Lawyer Jessie Ho-Thong has just spent the last couple of minutes talking not about herself, but about Xavier Tan, the 21-year-old behind Unik Apparel, a label founded as a platform for youth to express their thoughts and feelings through design.
“His is my favourite story,” she says of the lad who counts Credit Suisse and Deutsche Bank as clients, and who once received a bump in sales when singer Sam Smith posted a link to his collection on Instagram. She met Tan when he was just 16 and a participant of Network for Teaching Entrepreneurship (NFTE). A global entrepreneurship programme for youth in low-income communities, it is administered in Singapore by the Halogen Foundation, whose board she serves on.
“That is an example of how bright the future can be for our youth,” she says.

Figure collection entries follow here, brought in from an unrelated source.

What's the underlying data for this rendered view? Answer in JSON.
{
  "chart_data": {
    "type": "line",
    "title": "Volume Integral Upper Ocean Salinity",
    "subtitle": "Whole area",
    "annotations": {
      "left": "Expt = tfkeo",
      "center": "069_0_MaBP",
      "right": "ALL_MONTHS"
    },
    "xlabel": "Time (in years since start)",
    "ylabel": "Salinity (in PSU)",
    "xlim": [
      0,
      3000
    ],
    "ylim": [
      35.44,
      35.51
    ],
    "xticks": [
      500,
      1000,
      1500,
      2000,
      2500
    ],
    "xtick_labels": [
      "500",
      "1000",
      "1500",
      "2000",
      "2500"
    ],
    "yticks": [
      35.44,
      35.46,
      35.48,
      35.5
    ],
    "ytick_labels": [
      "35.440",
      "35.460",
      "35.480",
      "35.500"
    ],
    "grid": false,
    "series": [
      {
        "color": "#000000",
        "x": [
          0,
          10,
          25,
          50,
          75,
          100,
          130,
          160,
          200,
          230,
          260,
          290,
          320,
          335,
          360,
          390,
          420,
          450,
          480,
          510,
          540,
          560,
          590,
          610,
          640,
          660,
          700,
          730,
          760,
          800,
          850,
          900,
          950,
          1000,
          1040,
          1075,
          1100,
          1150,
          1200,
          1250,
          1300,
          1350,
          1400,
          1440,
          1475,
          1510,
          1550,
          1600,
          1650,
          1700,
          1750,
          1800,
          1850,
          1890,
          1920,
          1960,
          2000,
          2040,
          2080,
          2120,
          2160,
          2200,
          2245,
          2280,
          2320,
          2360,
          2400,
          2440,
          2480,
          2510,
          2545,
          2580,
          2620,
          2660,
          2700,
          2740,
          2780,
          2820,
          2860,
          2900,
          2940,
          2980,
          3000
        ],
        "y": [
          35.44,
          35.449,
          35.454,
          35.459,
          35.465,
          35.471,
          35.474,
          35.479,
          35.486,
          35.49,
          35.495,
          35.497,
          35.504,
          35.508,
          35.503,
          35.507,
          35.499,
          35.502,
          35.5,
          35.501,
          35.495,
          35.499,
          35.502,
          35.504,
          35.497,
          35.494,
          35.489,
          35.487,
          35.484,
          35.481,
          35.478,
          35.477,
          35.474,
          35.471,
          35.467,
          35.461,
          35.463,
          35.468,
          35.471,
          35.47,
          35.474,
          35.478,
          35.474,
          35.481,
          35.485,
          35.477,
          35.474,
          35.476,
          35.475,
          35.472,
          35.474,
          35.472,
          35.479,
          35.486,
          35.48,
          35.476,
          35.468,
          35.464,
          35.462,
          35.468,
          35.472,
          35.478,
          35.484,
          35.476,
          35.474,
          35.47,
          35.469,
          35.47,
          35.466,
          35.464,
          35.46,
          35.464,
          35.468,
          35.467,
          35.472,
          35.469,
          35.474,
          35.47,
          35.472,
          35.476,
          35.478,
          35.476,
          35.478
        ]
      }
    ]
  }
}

Halogen Foundation Founded in 2003, Halogen Foundation is a values-based not-for-profit Institution of a Public Character charity that believes every young person has the innate potential to influence and lead, and become a positive change agent. Beyond programmes that equip youth with mindsets and skillsets to prepare them for the future, it also administers the National Young Leader Award. halogen.sg
A mum to two sons aged 22 and 16, Ho-Thong champions the youth cause because “they represent what tomorrow will bring, cliché as it may sound”. With her law practice focused on both conveyancing and family law, the former Convent girl — she speaks fondly of being taught the values of “to whom much is given, much is expected” — also has a unique window to the divide between the haves and have-nots and the impact marital breakups can have on children.
“Once I started helping out at Halogen Foundation and participating in its programmes, I realised the change it brought about was intergenerational. It changes not just a youth’s life but also gives him the capacity to improve his parent’s life and influence his own generation and his children’s generation,” she shares. “If we can set a youth on the right trajectory early, the difference we can make becomes amplified as he moves through the arc of his life.”
Once [youths] can envision themselves as the CEO or leader of a company, they change their thought process. It transcends every aspect of their lives.”Jessie Ho-Thong
Ho-Thong’s journey with Halogen Foundation began in 2013, after she was introduced to the youth leadership non-profit by its founder Martin Tan, who she had served alongside at the Ministry of Social and Family Development’s Families for Life council.
Certified as an NFTE trainer in 2017, she speaks of the entrepreneurship programme, in particular, as one that is a driver for “internal DNA change”.
“Once they can envision themselves as the CEO or leader of a company, they change their thought process. It transcends every aspect of their lives. They see a reason to improve their studies, to learn math. A very shy child also realises that to raise funds, he’d need to make business pitches, so he’s going to work on his spoken English.”
Ho-Thong says her Christmas gift came early this year. By that, she means seeing Halogen’s young charges participate in last month’s NFTE Youth Entrepreneurship Challenge 2020, where six finalists made business pitches to a VIP panel. Halogen has also released its 17th anniversary book project Entrepreneurship Unlimited, a compilation of local entrepreneurs’ life stories.
“It makes a great Christmas present to pay forward some entrepreneurial perspective and inspiration to the youth around us. And it’s a great read!” she says.